Sunday, August 15, 2010

New York, New York

It's hard for me to believe that last weekend was only my second time in New York City-what a fun place! Of course, much of the fun came from getting to see a friend from the Duke days (only two years ago but feels like forever sometimes), Bianca who is now at The City College of New York and now is living in Manhattan.

We saw Avenue Q after hitting the half price ticket place in Times Square, it's really a wonderful show. The next day we headed over to the American Museum of Natural History in Central Park. Awesome place! Went to a planetarium show, haven't done that in years.  Here's a picture of us enjoying the foyer.

After New York I flew over to the University of Warwick to spend a week talking with Gareth Roberts and his group--including another friend from Duke, Natesh, who will be starting at Harvard in the fall. Go Natesh!

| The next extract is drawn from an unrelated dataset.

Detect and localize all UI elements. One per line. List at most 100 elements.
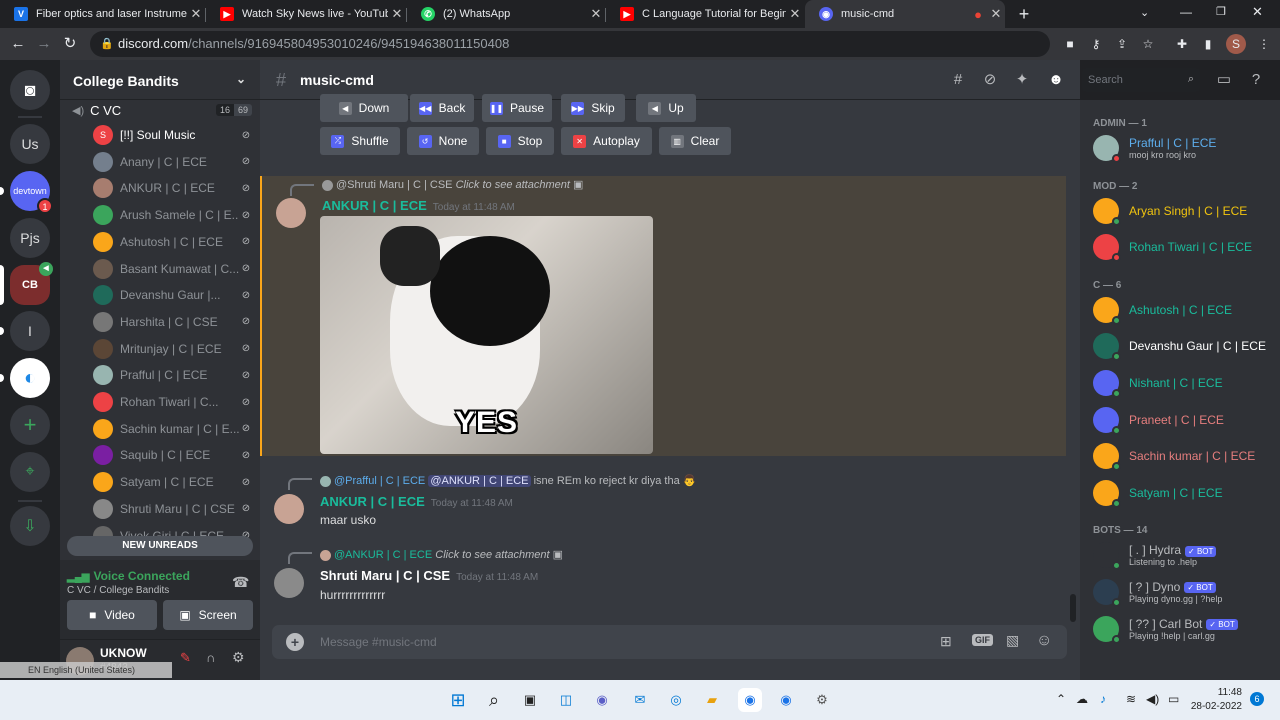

Finally yesterday I landed in Warsaw, Poland, where I'll be giving a talk at the MCQMC conference.

Friday, August 6, 2010

The months, they are a changin'

I get it when you are a kid: Summer's supposed to fly by then. So why does it seem that as I get older every summer seems to go by faster?

Last week my REU'ers (Research Experience for Undergraduates) gave their final presentations, turned in their papers, pulled up stakes and drove/flew off into the...well sunrise since most are from parts east of ol' California.

That's eight weeks that just went by at lightening speed. The six in my group (Elise, Scott, Jason, Jacky, Dan, and Annie) broke into two projects. They turned out great presentations (yay Beamer!) and...okay papers (I'm sure with more time they would have been fabulous.) Now comes the hard part--keeping the momentum built up during the research to get those papers polished and into journals and published. Go team!